‘Se eu deixar de aumentar, perco dinheiro’

Alta dos custos é o principal motivo citado pelos prestadores de serviços para reajustar preços

O Estado de S.Paulo

09 de fevereiro de 2014 | 02h05

A justificativa dos prestadores de serviços para aumentar preços na virada do ano é uma só: os próprios aumentos de custos. Mas os porcentuais de reajuste são muito superiores aos índices de inflação. Em 2013, o IPCA subiu 5,91%.

Wanderley de Azevedo, que há cinco anos trabalha com transporte escolar, aumentou a mensalidade entre 10% e 12% de dezembro para janeiro. Foi o ano em que ele aplicou o maior reajuste de preço. Na virada de 2012 para 2013, Azevedo tinha aumentado a mensalidade do transporte escolar entre 5% e 7%.

"Dependo muito do preço do óleo diesel, que foi reajustado no fim do ano passado", diz ele. Segundo Azevedo, houve reajustes nos preços das peças do carro, na mão de obra para manutenção do veículo, no valor do seguro, entre outros. "Tudo sobe e, se eu deixar de reajustar, tenho queda no ganho."

Lídia Gottschall, que trabalha há 25 anos com transporte escolar, também elevou o preço da mensalidade em 10%. Ela atribui o aumento às pressões de custos, como o diesel S10 que, segundo ela, custa 20% a mais do que o comum.
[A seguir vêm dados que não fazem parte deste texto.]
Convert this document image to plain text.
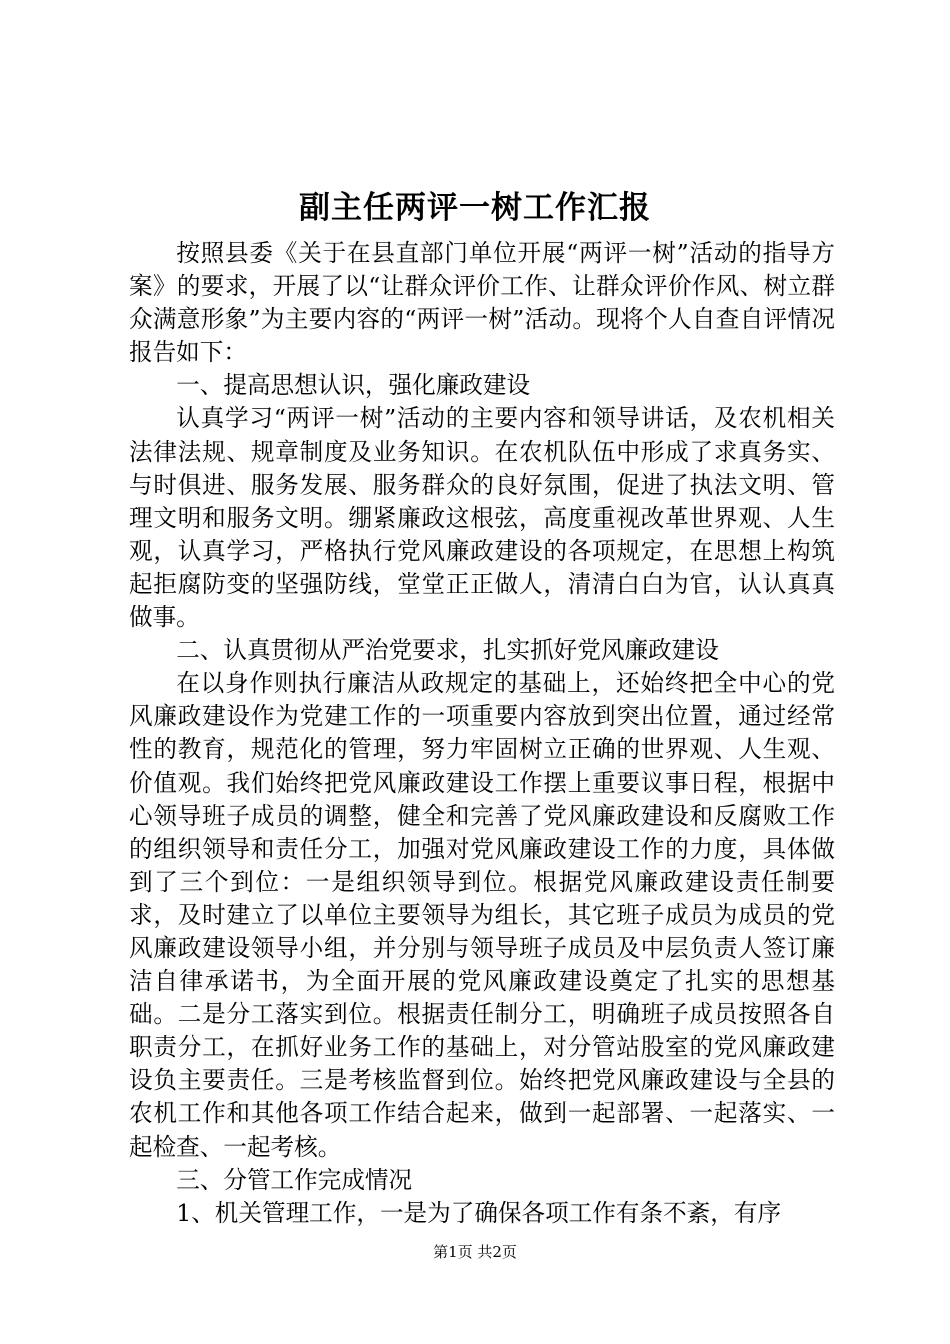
副主任两评一树工作汇报

按照县委《关于在县直部门单位开展“两评一树”活动的指导方案》的要求，开展了以“让群众评价工作、让群众评价作风、树立群众满意形象”为主要内容的“两评一树”活动。现将个人自查自评情况报告如下：

一、提高思想认识，强化廉政建设

认真学习“两评一树”活动的主要内容和领导讲话，及农机相关法律法规、规章制度及业务知识。在农机队伍中形成了求真务实、与时俱进、服务发展、服务群众的良好氛围，促进了执法文明、管理文明和服务文明。绷紧廉政这根弦，高度重视改革世界观、人生观，认真学习，严格执行党风廉政建设的各项规定，在思想上构筑起拒腐防变的坚强防线，堂堂正正做人，清清白白为官，认认真真做事。

二、认真贯彻从严治党要求，扎实抓好党风廉政建设

在以身作则执行廉洁从政规定的基础上，还始终把全中心的党风廉政建设作为党建工作的一项重要内容放到突出位置，通过经常性的教育，规范化的管理，努力牢固树立正确的世界观、人生观、价值观。我们始终把党风廉政建设工作摆上重要议事日程，根据中心领导班子成员的调整，健全和完善了党风廉政建设和反腐败工作的组织领导和责任分工，加强对党风廉政建设工作的力度，具体做到了三个到位：一是组织领导到位。根据党风廉政建设责任制要求，及时建立了以单位主要领导为组长，其它班子成员为成员的党风廉政建设领导小组，并分别与领导班子成员及中层负责人签订廉洁自律承诺书，为全面开展的党风廉政建设奠定了扎实的思想基础。二是分工落实到位。根据责任制分工，明确班子成员按照各自职责分工，在抓好业务工作的基础上，对分管站股室的党风廉政建设负主要责任。三是考核监督到位。始终把党风廉政建设与全县的农机工作和其他各项工作结合起来，做到一起部署、一起落实、一起检查、一起考核。

三、分管工作完成情况

1、机关管理工作，一是为了确保各项工作有条不紊，有序

第1页 共2页
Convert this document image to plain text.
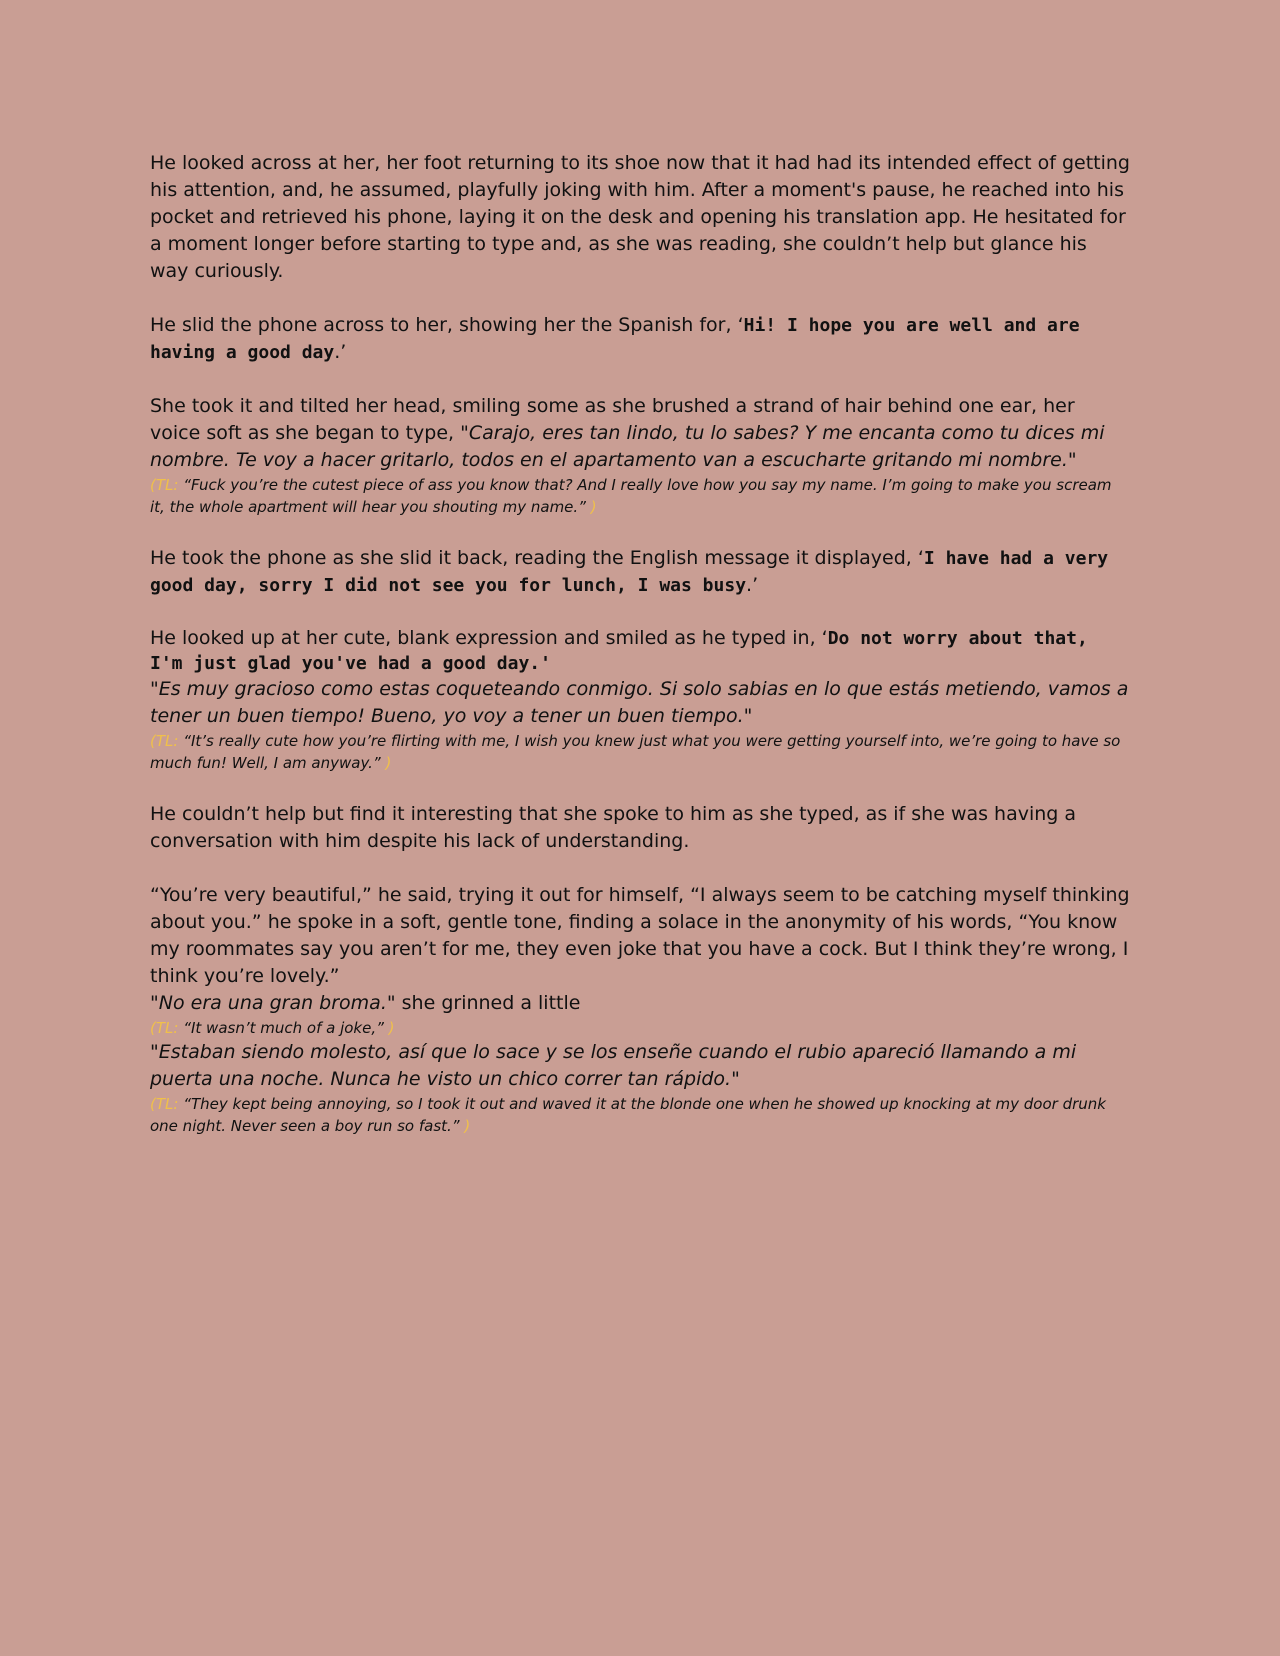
He looked across at her, her foot returning to its shoe now that it had had its intended effect of getting his attention, and, he assumed, playfully joking with him. After a moment's pause, he reached into his pocket and retrieved his phone, laying it on the desk and opening his translation app. He hesitated for a moment longer before starting to type and, as she was reading, she couldn’t help but glance his way curiously.

He slid the phone across to her, showing her the Spanish for, ‘Hi! I hope you are well and are having a good day.’

She took it and tilted her head, smiling some as she brushed a strand of hair behind one ear, her voice soft as she began to type, "Carajo, eres tan lindo, tu lo sabes? Y me encanta como tu dices mi nombre. Te voy a hacer gritarlo, todos en el apartamento van a escucharte gritando mi nombre."

(TL: “Fuck you’re the cutest piece of ass you know that? And I really love how you say my name. I’m going to make you scream it, the whole apartment will hear you shouting my name.” )

He took the phone as she slid it back, reading the English message it displayed, ‘I have had a very good day, sorry I did not see you for lunch, I was busy.’

He looked up at her cute, blank expression and smiled as he typed in, ‘Do not worry about that, I'm just glad you've had a good day.'

"Es muy gracioso como estas coqueteando conmigo. Si solo sabias en lo que estás metiendo, vamos a tener un buen tiempo! Bueno, yo voy a tener un buen tiempo."

(TL: “It’s really cute how you’re flirting with me, I wish you knew just what you were getting yourself into, we’re going to have so much fun! Well, I am anyway.” )

He couldn’t help but find it interesting that she spoke to him as she typed, as if she was having a conversation with him despite his lack of understanding.

“You’re very beautiful,” he said, trying it out for himself, “I always seem to be catching myself thinking about you.” he spoke in a soft, gentle tone, finding a solace in the anonymity of his words, “You know my roommates say you aren’t for me, they even joke that you have a cock. But I think they’re wrong, I think you’re lovely.”

"No era una gran broma." she grinned a little

(TL: “It wasn’t much of a joke,” )

"Estaban siendo molesto, así que lo sace y se los enseñe cuando el rubio apareció llamando a mi puerta una noche. Nunca he visto un chico correr tan rápido."

(TL: “They kept being annoying, so I took it out and waved it at the blonde one when he showed up knocking at my door drunk one night. Never seen a boy run so fast.” )
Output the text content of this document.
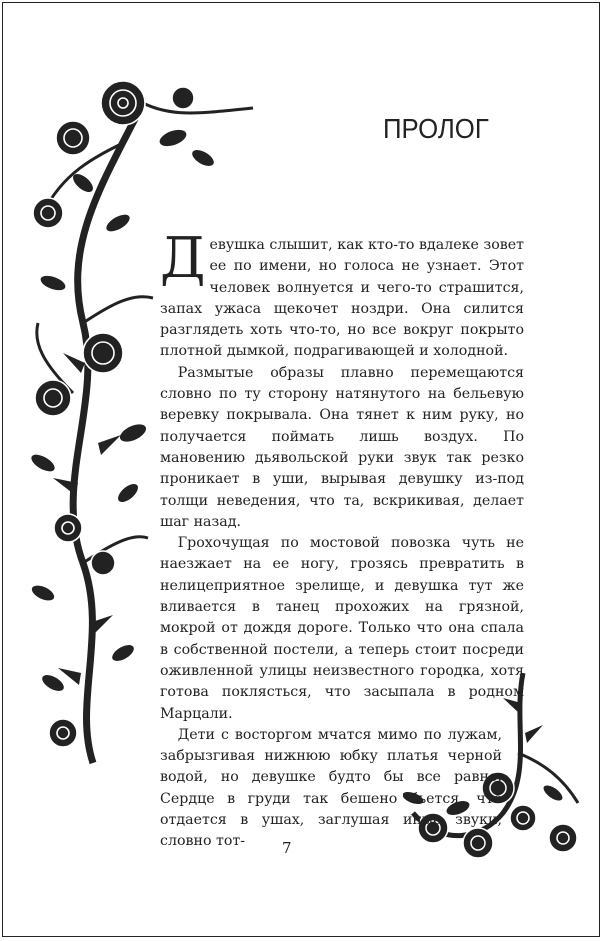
ПРОЛОГ

Девушка слышит, как кто-то вдалеке зовет ее по имени, но голоса не узнает. Этот человек волнуется и чего-то страшится, запах ужаса щекочет ноздри. Она силится разглядеть хоть что-то, но все вокруг покрыто плотной дымкой, подрагивающей и холодной.

Размытые образы плавно перемещаются словно по ту сторону натянутого на бельевую веревку покрывала. Она тянет к ним руку, но получается поймать лишь воздух. По мановению дьявольской руки звук так резко проникает в уши, вырывая девушку из-под толщи неведения, что та, вскрикивая, делает шаг назад.

Грохочущая по мостовой повозка чуть не наезжает на ее ногу, грозясь превратить в нелицеприятное зрелище, и девушка тут же вливается в танец прохожих на грязной, мокрой от дождя дороге. Только что она спала в собственной постели, а теперь стоит посреди оживленной улицы неизвестного городка, хотя готова поклясться, что засыпала в родном Марцали.

Дети с восторгом мчатся мимо по лужам, забрызгивая нижнюю юбку платья черной водой, но девушке будто бы все равно. Сердце в груди так бешено бьется, что отдается в ушах, заглушая иные звуки, словно тот-	7
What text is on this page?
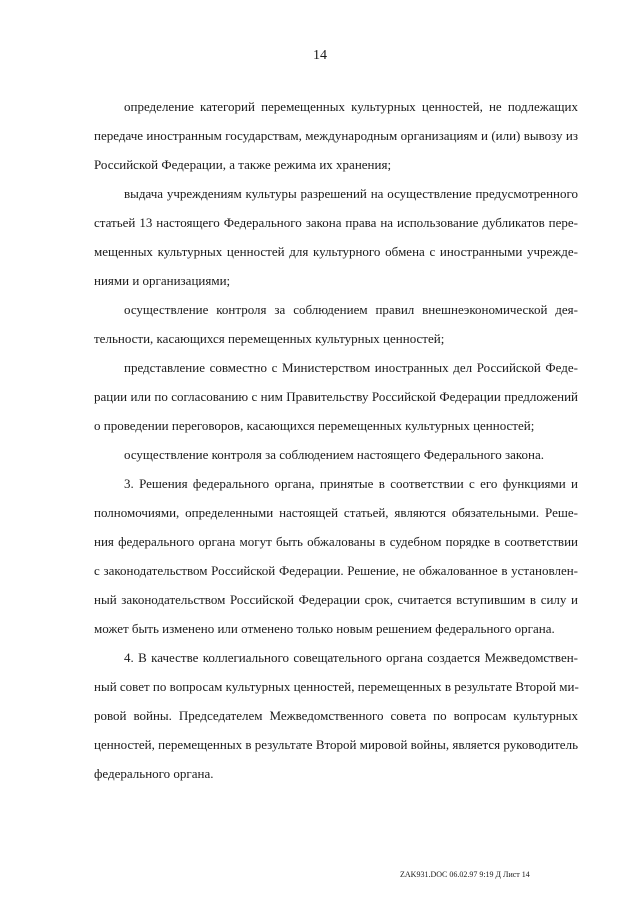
14
определение категорий перемещенных культурных ценностей, не подлежащих
передаче иностранным государствам, международным организациям и (или) вывозу из
Российской Федерации, а также режима их хранения;
выдача учреждениям культуры разрешений на осуществление предусмотренного
статьей 13 настоящего Федерального закона права на использование дубликатов пере-
мещенных культурных ценностей для культурного обмена с иностранными учрежде-
ниями и организациями;
осуществление контроля за соблюдением правил внешнеэкономической дея-
тельности, касающихся перемещенных культурных ценностей;
представление совместно с Министерством иностранных дел Российской Феде-
рации или по согласованию с ним Правительству Российской Федерации предложений
о проведении переговоров, касающихся перемещенных культурных ценностей;
осуществление контроля за соблюдением настоящего Федерального закона.
3. Решения федерального органа, принятые в соответствии с его функциями и
полномочиями, определенными настоящей статьей, являются обязательными. Реше-
ния федерального органа могут быть обжалованы в судебном порядке в соответствии
с законодательством Российской Федерации. Решение, не обжалованное в установлен-
ный законодательством Российской Федерации срок, считается вступившим в силу и
может быть изменено или отменено только новым решением федерального органа.
4. В качестве коллегиального совещательного органа создается Межведомствен-
ный совет по вопросам культурных ценностей, перемещенных в результате Второй ми-
ровой войны. Председателем Межведомственного совета по вопросам культурных
ценностей, перемещенных в результате Второй мировой войны, является руководитель
федерального органа.
ZAK931.DOC 06.02.97 9:19 Д Лист 14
Como Lídia trocou de carro, o veículo novo só pode usar esse combustível. "Além disso, o pneu subiu entre 20% e 25% e o valor do seguro está um absurdo."

Café da manhã. Além de olhar para os próprios custos, a justificativa dos prestadores de serviços para reajustar preços são as mais variadas. O encanador João Luiz Alves Monteiro, especializado em vazamentos, conta que aumentou em 20% os preços de serviços comuns de encanador na virada do ano por causa dos reajustes que tem sentido nas despesas do dia a dia.

"O motivo principal foi o aumento da gasolina, mas os preços do pãozinho e do café da manhã subiram", lembra ele. Outro dia, conta Monteiro, ele e o ajudante gastaram, cada um, R$ 4,20 para tomar uma xícara de café com leite e comer um pão na chapa. "Antes custava R$ 3", diz ele. Nesse caso, a alta do preço do café da manhã foi de 40%.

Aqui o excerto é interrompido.